Maximising the glow of plant-based health

Are fermented plant-based dairy alternatives really as healthy as they seem? Manufacturers face a balancing act to create a star source of nutrition, suggests Kirsten Lauridsen, Principal Application specialist, DuPont Nutrition & Biosciences

Age-old fermentation is seeing a renaissance in these health-conscious times and noticeably so in the category of plant-based dairy alternatives. Innovation in the yoghurt substitute category is especially impressive, with Mintel registering 23% year-on-year growth in global product launches in the 5 years up to 2019 (Figure 1).

Although plant-based fermented beverages have not yet reached the same level of visibility, kombucha is one product that stands out for its rapid rise on store shelves. A report by Mordor Intelligence forecasts the global market for this fermented tea will grow at a rate of 17.5% year-on-year from 2020 to 2025.1

But are fermented plant-based products really the nutritious and sustainable addition to the diet that consumers think they are. Or are their benefits merely a perception established as a result of convincing marketing? After all, compared with dairy, it’s well known that many novel plant bases are lacking in terms of the digestible proteins that are essential to consumers’ nutritional needs.

Figure 1. Source: Mintel GNPD

This is actually where the fermentation process makes a difference. Originally used for food preservation, the process is recognised as a means to unlock plant bases and increase nutrient bioavailability.
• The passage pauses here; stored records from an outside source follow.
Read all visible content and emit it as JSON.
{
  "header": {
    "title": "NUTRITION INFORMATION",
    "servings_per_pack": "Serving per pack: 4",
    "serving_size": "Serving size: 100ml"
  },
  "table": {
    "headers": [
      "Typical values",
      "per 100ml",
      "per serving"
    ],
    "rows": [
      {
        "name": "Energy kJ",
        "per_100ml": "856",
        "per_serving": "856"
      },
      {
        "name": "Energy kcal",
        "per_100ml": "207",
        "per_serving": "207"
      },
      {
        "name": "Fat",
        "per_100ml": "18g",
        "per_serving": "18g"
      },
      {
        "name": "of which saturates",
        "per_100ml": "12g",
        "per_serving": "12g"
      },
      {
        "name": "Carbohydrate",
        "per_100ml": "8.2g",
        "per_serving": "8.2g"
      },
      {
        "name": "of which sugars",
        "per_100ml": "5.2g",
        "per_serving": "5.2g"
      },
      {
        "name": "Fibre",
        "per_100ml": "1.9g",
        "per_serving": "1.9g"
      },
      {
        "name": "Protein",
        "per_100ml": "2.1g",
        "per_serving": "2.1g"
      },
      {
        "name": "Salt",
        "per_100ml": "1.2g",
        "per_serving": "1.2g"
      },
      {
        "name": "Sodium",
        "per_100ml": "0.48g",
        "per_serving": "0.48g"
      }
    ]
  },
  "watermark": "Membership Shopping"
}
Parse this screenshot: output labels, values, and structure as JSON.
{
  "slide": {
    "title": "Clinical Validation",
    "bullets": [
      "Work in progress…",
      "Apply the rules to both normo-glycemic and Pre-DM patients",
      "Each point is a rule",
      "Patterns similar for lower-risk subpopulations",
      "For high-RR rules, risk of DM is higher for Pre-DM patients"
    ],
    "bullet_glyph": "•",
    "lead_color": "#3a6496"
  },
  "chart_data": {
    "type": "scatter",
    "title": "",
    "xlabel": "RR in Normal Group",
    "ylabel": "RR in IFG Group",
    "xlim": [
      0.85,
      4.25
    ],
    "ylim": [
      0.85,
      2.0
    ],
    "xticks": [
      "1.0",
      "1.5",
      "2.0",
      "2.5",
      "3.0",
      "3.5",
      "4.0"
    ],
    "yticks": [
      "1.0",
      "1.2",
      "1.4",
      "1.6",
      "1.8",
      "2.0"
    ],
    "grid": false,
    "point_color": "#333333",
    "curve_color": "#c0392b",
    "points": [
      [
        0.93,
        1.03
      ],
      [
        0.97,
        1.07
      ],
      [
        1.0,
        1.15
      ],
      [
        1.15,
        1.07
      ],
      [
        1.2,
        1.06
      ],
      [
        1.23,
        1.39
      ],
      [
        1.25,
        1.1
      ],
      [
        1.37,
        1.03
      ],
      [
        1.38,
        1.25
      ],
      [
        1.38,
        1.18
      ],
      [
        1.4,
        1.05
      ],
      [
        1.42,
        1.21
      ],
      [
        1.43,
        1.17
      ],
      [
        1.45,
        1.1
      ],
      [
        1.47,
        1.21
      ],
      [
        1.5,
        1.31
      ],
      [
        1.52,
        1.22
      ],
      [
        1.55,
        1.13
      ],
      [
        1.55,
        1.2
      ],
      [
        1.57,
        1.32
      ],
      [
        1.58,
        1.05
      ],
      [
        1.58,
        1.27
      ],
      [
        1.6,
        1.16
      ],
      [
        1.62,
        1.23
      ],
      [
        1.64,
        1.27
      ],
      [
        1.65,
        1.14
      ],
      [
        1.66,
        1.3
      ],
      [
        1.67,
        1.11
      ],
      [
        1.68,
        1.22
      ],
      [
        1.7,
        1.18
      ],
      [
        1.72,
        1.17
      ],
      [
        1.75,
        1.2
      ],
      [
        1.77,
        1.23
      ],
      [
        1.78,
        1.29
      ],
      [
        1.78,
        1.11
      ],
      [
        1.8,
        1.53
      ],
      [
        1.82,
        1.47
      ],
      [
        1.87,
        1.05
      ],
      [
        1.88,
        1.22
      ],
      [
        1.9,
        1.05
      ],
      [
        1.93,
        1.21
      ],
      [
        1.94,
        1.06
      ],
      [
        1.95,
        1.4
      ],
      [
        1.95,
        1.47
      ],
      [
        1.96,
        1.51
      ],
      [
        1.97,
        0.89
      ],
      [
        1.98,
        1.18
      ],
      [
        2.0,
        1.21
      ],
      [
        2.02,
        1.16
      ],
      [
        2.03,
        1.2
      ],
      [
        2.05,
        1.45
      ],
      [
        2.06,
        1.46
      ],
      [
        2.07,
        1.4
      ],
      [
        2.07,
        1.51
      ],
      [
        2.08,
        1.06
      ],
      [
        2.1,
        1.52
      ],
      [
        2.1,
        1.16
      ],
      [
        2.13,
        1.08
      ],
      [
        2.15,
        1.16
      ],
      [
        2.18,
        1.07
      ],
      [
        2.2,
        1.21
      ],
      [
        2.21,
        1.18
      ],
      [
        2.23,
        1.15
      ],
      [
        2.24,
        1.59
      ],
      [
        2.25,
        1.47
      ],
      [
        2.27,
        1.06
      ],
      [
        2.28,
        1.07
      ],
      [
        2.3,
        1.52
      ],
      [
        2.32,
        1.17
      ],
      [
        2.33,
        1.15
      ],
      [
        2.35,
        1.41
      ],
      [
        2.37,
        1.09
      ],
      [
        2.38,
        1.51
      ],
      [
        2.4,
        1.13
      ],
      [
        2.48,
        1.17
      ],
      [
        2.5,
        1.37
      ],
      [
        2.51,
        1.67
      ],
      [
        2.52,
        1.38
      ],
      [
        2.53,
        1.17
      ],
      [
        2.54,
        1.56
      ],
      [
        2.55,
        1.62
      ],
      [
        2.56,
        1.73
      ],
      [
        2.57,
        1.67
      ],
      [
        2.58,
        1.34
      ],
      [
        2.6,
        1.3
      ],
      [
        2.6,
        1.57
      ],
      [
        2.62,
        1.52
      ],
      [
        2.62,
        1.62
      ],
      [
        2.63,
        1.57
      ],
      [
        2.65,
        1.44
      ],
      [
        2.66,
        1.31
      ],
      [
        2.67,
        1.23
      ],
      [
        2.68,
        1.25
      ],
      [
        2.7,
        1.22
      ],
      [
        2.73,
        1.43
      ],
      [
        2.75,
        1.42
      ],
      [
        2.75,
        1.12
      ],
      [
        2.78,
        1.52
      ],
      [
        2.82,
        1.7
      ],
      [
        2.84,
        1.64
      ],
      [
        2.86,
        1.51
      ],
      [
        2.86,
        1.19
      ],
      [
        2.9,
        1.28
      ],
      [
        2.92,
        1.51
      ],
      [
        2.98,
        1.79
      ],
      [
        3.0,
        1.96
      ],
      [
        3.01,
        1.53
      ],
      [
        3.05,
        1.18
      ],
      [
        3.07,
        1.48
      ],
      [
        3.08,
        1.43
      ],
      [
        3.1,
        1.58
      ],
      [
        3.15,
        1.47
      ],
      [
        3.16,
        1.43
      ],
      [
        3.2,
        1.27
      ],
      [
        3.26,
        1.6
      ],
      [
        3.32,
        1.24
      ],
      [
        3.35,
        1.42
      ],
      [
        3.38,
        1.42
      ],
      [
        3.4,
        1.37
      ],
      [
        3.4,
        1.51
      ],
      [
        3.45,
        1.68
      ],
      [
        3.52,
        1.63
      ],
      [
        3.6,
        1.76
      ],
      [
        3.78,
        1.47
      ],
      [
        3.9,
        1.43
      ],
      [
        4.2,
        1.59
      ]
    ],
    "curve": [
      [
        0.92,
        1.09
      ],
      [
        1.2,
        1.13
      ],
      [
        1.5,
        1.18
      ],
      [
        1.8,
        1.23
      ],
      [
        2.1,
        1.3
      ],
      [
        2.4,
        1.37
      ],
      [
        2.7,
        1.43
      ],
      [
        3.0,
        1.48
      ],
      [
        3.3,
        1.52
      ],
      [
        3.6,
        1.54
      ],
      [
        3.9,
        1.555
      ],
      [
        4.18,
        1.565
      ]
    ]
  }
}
Beyond that, the opportunities to enrich fermented plant-based beverages and yoghurts are many.

Success is in the culture

In the production of plant-based dairy alternatives, truly successful fermentation requires a specially designed starter culture. The fundamental objective is to break down the carbohydrates in cereals, legumes, vegetables and nuts to enable processing — and support the development of an appealing taste and texture.

However, cultures with proteolytic activity also contribute to the breakdown of proteins, which tend to be less bioavailable in plant sources than in dairy. In some lactic acid bacteria species, extracellular proteolytic enzymes are particularly effective at hydrolysing large protein molecules into peptides and amino acids, which makes them are easier to absorb.

Balancing the enzymes

Getting the balance right in this protein breakdown is critical. For manufacturers, one of the biggest concerns is to ensure that the hydrolysis does not result in the release of bitter-tasting hydrophobic amino acid residues. And this is where it gets technical.

Briefly, these enzymes can be divided into endopeptidases — or proteases — and exopeptidases. Although endopeptidases are the most efficient at hydrolysing plant proteins and releasing amino acids for easier digestion, they are often the source of a bitter aftertaste.

Exopeptidases, by contrast, have the ability to break down proteins with less bitterness. When both enzyme types are present in the right proportions, manufacturers can benefit from a synergistic effect that optimises protein bioavailability without compromising taste.

More protein, less sugar

Whereas this enzyme activity gives access to available proteins, it does not compensate for the fact that plant bases such as oat, almond and rice are comparatively low in protein. This accounts for the growing interest in fortification with other proteins, such as soy and pea, which can increase and complete the amino acid content.

In the production of cereal-based fermented beverages, the addition of amylase and glucoamylase enzymes supports the breakdown of starch to provide a pleasant, drinkable viscosity. Glucose released through this altered carbohydrate composition can also give the fermented base a natural sweetness, reducing the need for added sugar and boosting the nutritional profile.

A probiotic boost

Among consumers, fermentation has long given dairy products such as yoghurt a healthy glow. The same is true of plant-based alternatives, their reliance on fermentation bacteria bestowing them with a “probiotic light.” Like their dairy counterparts, they are stable carriers for probiotic cultures that deliver billions of live and active bacteria.

Numerous clinical studies have documented the ability of specific probiotic cultures to support gut health. Bifidobacterium lactis HN019 and Lactobacillus acidophilus NCFM are two of the most well-studied, both for their impact on gastrointestinal functionality and comfort and their long-term viability in food products.

So, are fermented plant-based dairy alternatives as healthy as consumers might think? The answer is yes, they can be. Through careful management of the fermentation process and targeted nutritional enrichment, manufacturers have every possibility to meet consumer expectations and differentiate their products. With the current rate of market growth, that’s a balancing act worth mastering.